2. An ability to apply engineering design to produce solutions that meet specified needs with consideration of public health, safety, and welfare, as well as global, cultural, social, environmental, and economic factors.

    • Design an isothermal reactor for a chemical process.
    • Complete process operating risk analyses for a plant and develop inherently safe system to minimize risk.
    • Analyze, design and evaluate mass transfer processes for specific applications.

3. An ability to communicate effectively with a range of audiences.

    • Write effectively.
    • Give an effective oral presentation.

4. An ability to recognize ethical and professional responsibilities in engineering situations and make informed judgments, which must consider the impact of engineering solutions in global, economic, environmental, and societal contexts.

    • Demonstrate knowledge of code of engineering ethics.
    • Identify the ethical issues in a case study.
    • Design a strategy to manage a situation where an employee/subordinate commits a violation of engineering ethics.
    • Appraise the inherent safety strategies applied in an experiment or process.
    • Estimate the societal impact of a project on the surrounding community.
    • Evaluate relative technical and economic merit for alternate process configurations.

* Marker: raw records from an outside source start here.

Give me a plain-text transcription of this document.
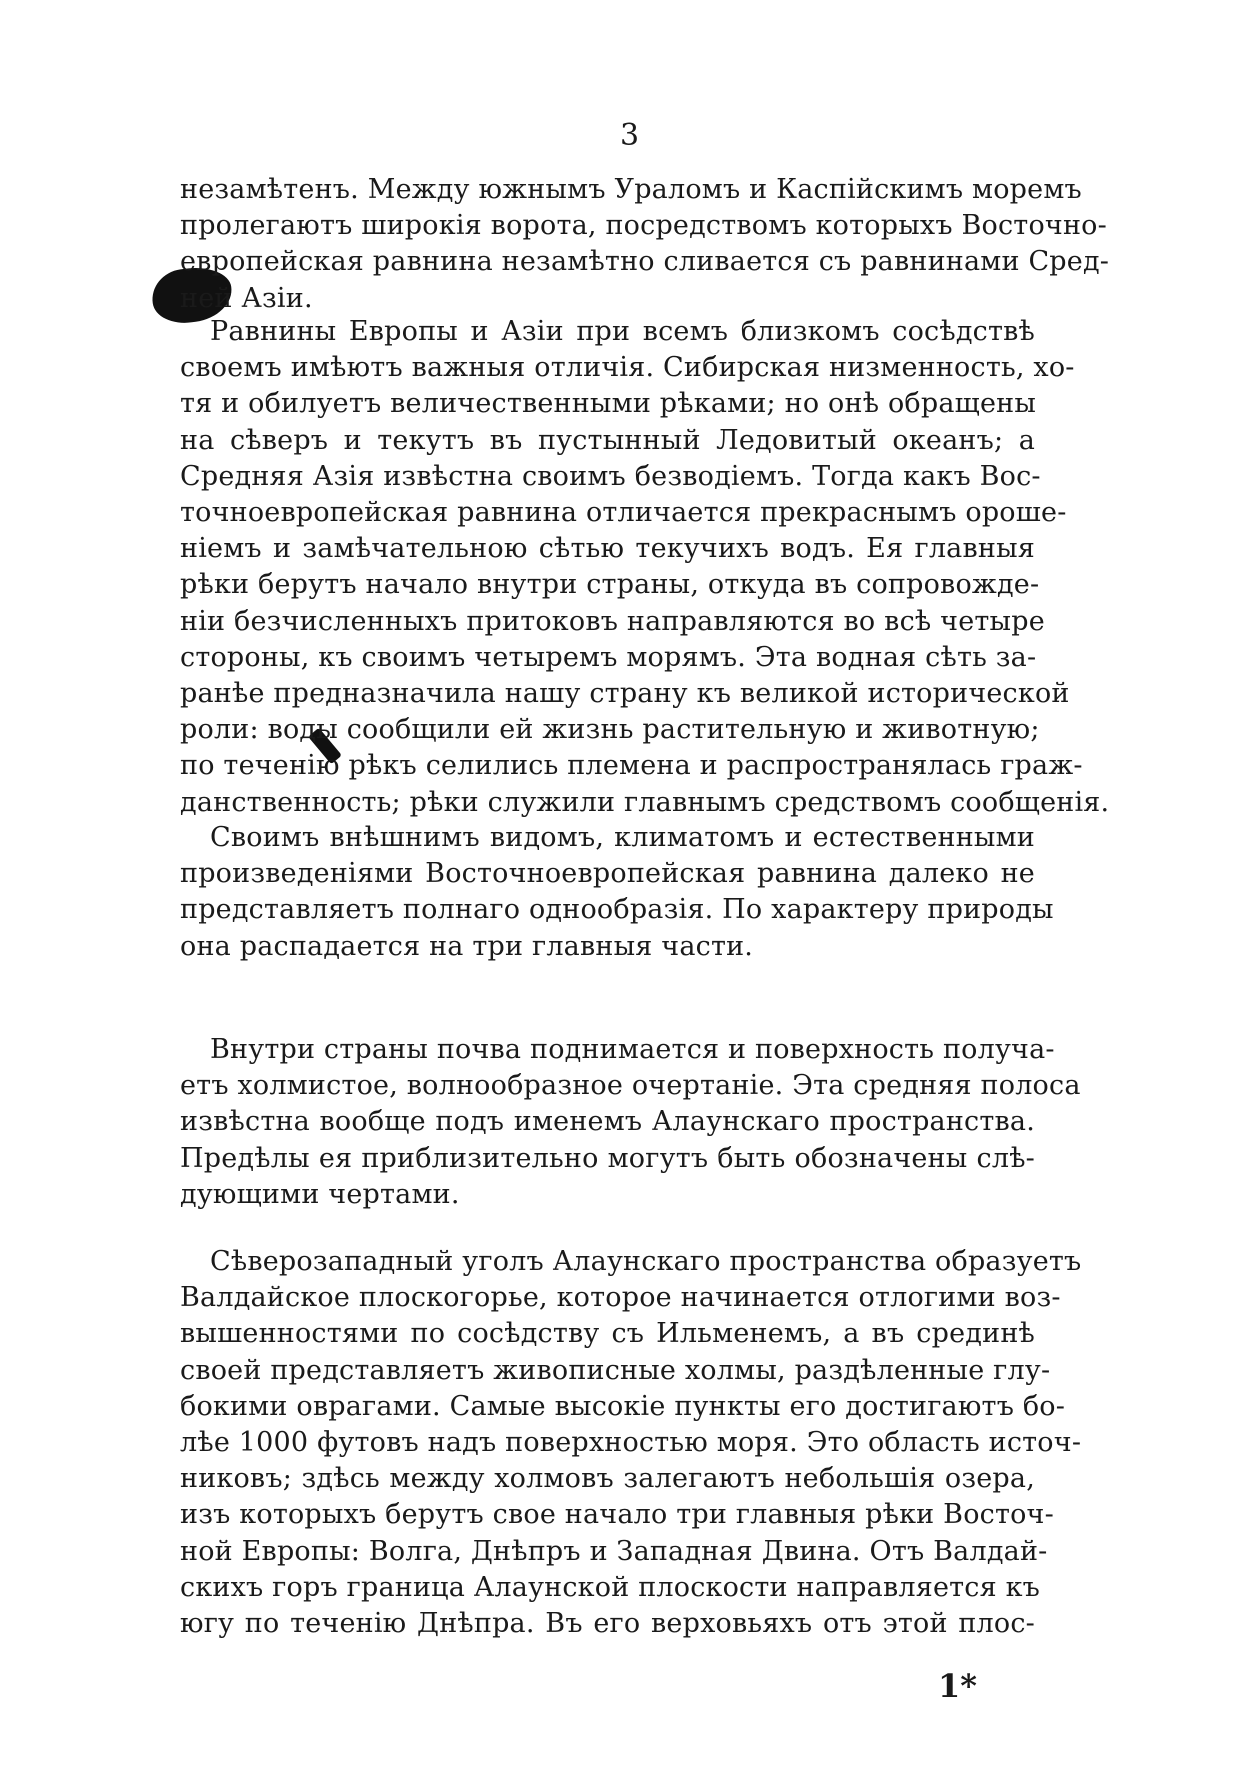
3
незамѣтенъ. Между южнымъ Ураломъ и Каспійскимъ моремъ
пролегаютъ широкія ворота, посредствомъ которыхъ Восточно-
европейская равнина незамѣтно сливается съ равнинами Сред-
ней Азіи.
Равнины Европы и Азіи при всемъ близкомъ сосѣдствѣ
своемъ имѣютъ важныя отличія. Сибирская низменность, хо-
тя и обилуетъ величественными рѣками; но онѣ обращены
на сѣверъ и текутъ въ пустынный Ледовитый океанъ; а
Средняя Азія извѣстна своимъ безводіемъ. Тогда какъ Вос-
точноевропейская равнина отличается прекраснымъ ороше-
ніемъ и замѣчательною сѣтью текучихъ водъ. Ея главныя
рѣки берутъ начало внутри страны, откуда въ сопровожде-
ніи безчисленныхъ притоковъ направляются во всѣ четыре
стороны, къ своимъ четыремъ морямъ. Эта водная сѣть за-
ранѣе предназначила нашу страну къ великой исторической
роли: воды сообщили ей жизнь растительную и животную;
по теченію рѣкъ селились племена и распространялась граж-
данственность; рѣки служили главнымъ средствомъ сообщенія.
Своимъ внѣшнимъ видомъ, климатомъ и естественными
произведеніями Восточноевропейская равнина далеко не
представляетъ полнаго однообразія. По характеру природы
она распадается на три главныя части.
Внутри страны почва поднимается и поверхность получа-
етъ холмистое, волнообразное очертаніе. Эта средняя полоса
извѣстна вообще подъ именемъ Алаунскаго пространства.
Предѣлы ея приблизительно могутъ быть обозначены слѣ-
дующими чертами.
Сѣверозападный уголъ Алаунскаго пространства образуетъ
Валдайское плоскогорье, которое начинается отлогими воз-
вышенностями по сосѣдству съ Ильменемъ, а въ срединѣ
своей представляетъ живописные холмы, раздѣленные глу-
бокими оврагами. Самые высокіе пункты его достигаютъ бо-
лѣе 1000 футовъ надъ поверхностью моря. Это область источ-
никовъ; здѣсь между холмовъ залегаютъ небольшія озера,
изъ которыхъ берутъ свое начало три главныя рѣки Восточ-
ной Европы: Волга, Днѣпръ и Западная Двина. Отъ Валдай-
скихъ горъ граница Алаунской плоскости направляется къ
югу по теченію Днѣпра. Въ его верховьяхъ отъ этой плос-
1*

5. An ability to function effectively on a team whose members together provide leadership, create a collaborative and inclusive environment, establish goals, plan tasks, and meet objectives.

    • Demonstrate the ability to function on multi-disciplinary teams.

6. An ability to develop and conduct appropriate experimentation, analyze and interpret data, and use engineering judgment to draw conclusions.

    • Present and discuss experimental data, and use engineering judgment to draw conclusions.
    • Analyze and interpret data for chemical reaction kinetics.
    • Design an experiment for a unit operation experiment.
    • Analyze and interpret experimental data.

7. An ability to acquire and apply new knowledge as needed, using appropriate learning strategies.

    • Hands-on design and analyze a feedback control system for temperature regulation.
    • Evaluate a technical process based on a journal review article.